Werner joined the Mercedes Rennabteilung (race department) on November 1, 1953, after passing his final examination at the Karlsruhe Technical College. His specialist field, he relates not without a touch of self-irony, had been brakes: he once distinguished himself with a report that disc brakes were not suited for passenger cars. Chief engineer Hans Scherenberg employed him in the construction department.
“I was responsible for the workshop, chassis development and the assembly of the racing cars,” says Werner. “Many parts came from outside, such as the engine that was developed in the same department as the production vehicle units.”
After the Rennabteilung had been dissolved in 1955, Werner remained faithful to his illustrious employer, first as a development engineer and later as chief developer in the experimental department for the road cars, until he retired in 1991.
“It goes without saying that we appeared at Reims almost unprepared, apart from a useful test session we had had there on June 21-22,” he says. “Partly because of the data we collected on that occasion, an accurate profile of the circuit and further particulars, the Stuttgart calculation office provided us with strict parameters in terms of the set-up: gearbox, ratios and so on.”
Fangio, who had won the first two grands prix of the season in a 250F, laying the foundations for his second world title, showed up at the last moment, asking just for the weak points of the car.
While testing, the W196 had been equipped with four Weber carbs, whereas a mechanical direct injection had been installed in the meantime. “That’s why higher revs were achieved,” says Werner. “The cars went faster and needed more fuel, so a full tank would have lasted 292 miles rather than the complete distance of 315. As a consequence, Uhlenhaut raced to Stuttgart and back non-stop in his 300SL, picking up three small extra tanks.” These oblong additions were integrated into the pipe system to the left of the driver, between the large tail tank and the engine. They were still doing their job at Silverstone a fortnight later, but at the beginning of August, at the Nürburgring, where Herrmann again drove the streamliner, they had completely rusted through. Uhlenhaut returned to Reims quite late in spite of disregarding more than a couple of speed limits, so the extra tanks were still being installed on the grid.

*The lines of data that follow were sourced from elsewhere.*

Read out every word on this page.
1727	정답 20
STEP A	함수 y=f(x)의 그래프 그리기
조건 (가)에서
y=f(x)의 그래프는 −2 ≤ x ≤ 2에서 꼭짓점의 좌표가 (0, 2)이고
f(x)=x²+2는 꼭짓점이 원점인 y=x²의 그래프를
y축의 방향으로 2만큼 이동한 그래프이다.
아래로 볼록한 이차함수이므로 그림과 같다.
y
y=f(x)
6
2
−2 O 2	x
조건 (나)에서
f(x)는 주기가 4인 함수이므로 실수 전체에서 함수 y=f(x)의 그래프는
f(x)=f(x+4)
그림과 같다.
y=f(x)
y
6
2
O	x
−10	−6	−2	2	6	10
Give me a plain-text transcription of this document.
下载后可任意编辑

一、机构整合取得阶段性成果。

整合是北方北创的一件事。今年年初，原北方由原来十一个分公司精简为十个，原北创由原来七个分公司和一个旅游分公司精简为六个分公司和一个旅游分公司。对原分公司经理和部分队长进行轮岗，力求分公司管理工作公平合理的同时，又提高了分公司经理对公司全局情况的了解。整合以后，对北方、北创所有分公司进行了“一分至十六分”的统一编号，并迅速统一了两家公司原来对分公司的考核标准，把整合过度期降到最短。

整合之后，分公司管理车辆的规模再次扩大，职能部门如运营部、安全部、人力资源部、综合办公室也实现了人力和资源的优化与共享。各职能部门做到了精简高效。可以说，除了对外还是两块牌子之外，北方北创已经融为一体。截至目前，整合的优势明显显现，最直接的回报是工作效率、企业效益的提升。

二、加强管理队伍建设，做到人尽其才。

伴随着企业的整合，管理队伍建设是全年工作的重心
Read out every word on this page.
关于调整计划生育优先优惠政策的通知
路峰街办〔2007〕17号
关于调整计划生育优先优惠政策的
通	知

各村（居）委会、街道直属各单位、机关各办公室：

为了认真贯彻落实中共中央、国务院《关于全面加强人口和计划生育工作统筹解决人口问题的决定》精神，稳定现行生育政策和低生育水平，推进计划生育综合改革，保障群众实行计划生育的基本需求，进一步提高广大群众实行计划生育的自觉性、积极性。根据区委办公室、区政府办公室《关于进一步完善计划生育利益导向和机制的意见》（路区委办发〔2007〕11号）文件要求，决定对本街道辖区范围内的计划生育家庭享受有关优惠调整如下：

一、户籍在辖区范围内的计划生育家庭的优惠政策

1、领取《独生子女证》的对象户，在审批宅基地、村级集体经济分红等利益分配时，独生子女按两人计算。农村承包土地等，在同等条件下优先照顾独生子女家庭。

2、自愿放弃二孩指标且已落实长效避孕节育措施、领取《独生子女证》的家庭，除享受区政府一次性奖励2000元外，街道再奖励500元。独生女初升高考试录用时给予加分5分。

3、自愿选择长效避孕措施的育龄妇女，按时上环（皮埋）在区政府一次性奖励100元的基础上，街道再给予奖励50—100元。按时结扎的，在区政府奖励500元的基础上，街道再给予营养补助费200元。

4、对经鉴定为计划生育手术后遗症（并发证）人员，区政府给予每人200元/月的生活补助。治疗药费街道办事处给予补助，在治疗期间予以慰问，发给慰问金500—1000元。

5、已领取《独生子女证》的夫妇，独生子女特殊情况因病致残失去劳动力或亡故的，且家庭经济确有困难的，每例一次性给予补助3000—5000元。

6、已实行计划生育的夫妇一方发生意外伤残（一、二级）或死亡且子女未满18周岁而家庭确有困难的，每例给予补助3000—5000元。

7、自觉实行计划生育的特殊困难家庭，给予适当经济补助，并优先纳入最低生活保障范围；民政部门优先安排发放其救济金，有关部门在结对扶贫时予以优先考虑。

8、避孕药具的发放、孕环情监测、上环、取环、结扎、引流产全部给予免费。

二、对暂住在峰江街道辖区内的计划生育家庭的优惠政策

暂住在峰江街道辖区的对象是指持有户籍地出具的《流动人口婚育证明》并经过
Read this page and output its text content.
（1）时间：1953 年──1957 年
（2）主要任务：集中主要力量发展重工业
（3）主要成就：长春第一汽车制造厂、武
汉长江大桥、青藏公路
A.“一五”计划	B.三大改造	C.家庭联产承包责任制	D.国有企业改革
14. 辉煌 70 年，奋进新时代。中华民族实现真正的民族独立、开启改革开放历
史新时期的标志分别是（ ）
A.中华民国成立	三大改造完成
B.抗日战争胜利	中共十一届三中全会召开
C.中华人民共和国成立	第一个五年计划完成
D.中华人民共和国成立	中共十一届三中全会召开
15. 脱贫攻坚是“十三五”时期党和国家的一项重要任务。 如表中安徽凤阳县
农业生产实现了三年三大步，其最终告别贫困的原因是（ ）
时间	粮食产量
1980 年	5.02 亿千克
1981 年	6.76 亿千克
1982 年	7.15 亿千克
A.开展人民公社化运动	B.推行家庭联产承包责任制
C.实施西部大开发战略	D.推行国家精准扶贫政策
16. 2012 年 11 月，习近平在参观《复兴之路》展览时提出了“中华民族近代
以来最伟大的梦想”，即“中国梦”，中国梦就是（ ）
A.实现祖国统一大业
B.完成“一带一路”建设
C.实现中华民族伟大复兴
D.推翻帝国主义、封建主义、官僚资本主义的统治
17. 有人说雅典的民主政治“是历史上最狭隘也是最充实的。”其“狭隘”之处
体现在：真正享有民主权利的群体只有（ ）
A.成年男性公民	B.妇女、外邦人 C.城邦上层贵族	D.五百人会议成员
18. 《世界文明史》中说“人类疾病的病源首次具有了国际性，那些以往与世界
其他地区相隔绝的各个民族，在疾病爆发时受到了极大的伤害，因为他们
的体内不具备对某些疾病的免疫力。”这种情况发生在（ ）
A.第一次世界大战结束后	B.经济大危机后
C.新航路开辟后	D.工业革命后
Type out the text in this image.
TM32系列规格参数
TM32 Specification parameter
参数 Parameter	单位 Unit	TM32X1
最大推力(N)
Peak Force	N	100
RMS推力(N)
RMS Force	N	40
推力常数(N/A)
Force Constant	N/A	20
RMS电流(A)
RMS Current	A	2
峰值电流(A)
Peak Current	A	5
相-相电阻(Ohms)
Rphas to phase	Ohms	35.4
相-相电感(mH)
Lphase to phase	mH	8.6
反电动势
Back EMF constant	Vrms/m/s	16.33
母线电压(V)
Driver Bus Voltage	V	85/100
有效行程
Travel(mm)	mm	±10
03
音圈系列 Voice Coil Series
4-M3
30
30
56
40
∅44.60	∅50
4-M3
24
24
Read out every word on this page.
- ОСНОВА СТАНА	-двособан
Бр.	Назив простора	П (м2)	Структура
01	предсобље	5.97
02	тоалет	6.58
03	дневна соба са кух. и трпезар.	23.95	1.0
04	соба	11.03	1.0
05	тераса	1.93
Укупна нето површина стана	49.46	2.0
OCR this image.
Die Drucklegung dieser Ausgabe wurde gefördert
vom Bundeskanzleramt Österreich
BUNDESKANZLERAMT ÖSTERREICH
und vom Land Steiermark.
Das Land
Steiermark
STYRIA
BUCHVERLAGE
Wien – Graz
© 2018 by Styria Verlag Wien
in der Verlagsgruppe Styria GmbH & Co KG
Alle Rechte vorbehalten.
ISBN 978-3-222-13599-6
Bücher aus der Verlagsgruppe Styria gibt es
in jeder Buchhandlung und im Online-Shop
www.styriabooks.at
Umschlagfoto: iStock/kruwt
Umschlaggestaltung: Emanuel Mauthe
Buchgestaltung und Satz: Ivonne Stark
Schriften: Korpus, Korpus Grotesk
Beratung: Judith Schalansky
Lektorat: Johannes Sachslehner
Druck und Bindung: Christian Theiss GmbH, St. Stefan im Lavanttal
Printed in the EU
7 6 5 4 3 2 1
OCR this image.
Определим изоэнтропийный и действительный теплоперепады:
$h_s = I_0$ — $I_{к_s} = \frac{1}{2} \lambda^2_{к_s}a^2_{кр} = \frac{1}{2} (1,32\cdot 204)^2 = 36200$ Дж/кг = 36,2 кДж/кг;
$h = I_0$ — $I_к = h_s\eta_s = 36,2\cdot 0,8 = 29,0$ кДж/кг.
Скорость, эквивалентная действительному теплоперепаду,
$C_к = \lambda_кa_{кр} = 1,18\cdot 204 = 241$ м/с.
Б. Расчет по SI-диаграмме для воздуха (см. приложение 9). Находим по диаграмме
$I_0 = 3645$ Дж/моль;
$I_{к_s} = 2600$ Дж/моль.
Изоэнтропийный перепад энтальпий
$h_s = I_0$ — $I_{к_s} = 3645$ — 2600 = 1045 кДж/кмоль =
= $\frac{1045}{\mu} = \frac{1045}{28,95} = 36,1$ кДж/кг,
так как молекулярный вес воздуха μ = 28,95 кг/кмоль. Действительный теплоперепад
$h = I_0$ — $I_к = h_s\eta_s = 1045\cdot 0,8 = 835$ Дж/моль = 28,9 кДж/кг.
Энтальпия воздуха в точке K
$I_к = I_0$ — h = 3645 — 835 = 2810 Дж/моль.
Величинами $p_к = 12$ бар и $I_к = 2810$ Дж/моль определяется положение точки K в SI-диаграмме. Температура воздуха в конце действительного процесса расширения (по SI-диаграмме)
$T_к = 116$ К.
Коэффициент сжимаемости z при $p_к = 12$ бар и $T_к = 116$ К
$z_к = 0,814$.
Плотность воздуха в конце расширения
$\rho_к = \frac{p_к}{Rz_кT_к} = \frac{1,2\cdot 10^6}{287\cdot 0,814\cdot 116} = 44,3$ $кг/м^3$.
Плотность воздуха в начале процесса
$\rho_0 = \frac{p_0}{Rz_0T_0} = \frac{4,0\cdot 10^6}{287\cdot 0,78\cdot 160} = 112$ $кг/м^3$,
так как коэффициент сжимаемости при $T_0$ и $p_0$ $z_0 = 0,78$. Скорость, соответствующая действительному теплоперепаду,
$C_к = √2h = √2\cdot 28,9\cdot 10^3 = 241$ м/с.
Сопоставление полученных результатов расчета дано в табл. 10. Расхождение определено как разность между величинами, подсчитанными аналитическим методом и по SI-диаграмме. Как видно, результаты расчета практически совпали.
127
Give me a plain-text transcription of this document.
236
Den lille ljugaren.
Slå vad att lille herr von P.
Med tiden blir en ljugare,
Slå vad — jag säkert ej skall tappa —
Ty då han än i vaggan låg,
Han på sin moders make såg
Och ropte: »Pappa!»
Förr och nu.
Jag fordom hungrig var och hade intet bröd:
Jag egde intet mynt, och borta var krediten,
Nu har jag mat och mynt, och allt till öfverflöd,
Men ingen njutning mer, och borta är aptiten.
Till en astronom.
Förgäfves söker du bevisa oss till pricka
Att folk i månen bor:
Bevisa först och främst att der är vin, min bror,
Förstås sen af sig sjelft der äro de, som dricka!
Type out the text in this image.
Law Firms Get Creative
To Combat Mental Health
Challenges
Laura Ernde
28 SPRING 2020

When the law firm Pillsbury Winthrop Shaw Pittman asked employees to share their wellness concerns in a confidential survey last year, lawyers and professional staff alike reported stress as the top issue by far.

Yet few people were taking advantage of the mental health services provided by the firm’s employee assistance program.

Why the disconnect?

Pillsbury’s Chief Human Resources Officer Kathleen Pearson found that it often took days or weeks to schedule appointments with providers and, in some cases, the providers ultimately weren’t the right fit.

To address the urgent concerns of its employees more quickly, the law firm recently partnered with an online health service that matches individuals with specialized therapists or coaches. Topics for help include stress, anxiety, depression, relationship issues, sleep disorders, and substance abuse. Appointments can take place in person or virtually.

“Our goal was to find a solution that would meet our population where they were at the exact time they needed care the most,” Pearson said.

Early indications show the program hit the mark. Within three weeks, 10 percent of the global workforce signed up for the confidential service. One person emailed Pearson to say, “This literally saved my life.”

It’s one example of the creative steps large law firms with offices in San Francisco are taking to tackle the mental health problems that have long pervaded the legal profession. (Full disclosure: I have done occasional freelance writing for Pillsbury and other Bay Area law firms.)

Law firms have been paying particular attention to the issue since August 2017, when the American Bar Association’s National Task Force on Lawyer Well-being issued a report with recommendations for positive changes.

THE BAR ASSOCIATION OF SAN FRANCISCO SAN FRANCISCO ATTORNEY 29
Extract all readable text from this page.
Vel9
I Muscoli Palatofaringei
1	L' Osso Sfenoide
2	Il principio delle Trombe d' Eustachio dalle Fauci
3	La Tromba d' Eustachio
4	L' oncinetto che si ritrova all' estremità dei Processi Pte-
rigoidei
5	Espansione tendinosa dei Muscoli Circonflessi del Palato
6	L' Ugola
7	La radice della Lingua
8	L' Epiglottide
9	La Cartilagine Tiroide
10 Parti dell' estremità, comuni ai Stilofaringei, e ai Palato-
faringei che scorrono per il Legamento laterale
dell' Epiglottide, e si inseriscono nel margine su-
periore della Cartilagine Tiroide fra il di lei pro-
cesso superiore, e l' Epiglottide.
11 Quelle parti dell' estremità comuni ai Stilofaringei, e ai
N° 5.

“During practice it had been my job to implement the parameters mapped out in Untertürkheim,” says Werner. “But once the race was on I was busy keeping the lap chart for Neubauer, something that would be done by a professional company from 1955 on. Even the organisers of the race kept resorting to my notes. Neubauer, however, was a bag of nerves. ‘Lap time, Fangio?’ he would yell, for instance, and he was terribly agitated when I only dared to stutter a little.”
Neubauer was still an excellent organiser, but otherwise he was living on his pre-war fame, when a GP could be decided by pitstops and race strategies, something the burly team manager revelled in. “In the 1950s,” Werner says, “he was reduced to the part of figurehead. It was technology that decided the races and Uhlenhaut was the man in charge, though he had a noble way of concealing it. It was like winding up a watch and leaving it to its own devices. We engineers tried to equip the cars as well as possible, set them up and fill them up, and then they had to last for 300 miles without refilling and the changing of tyres.”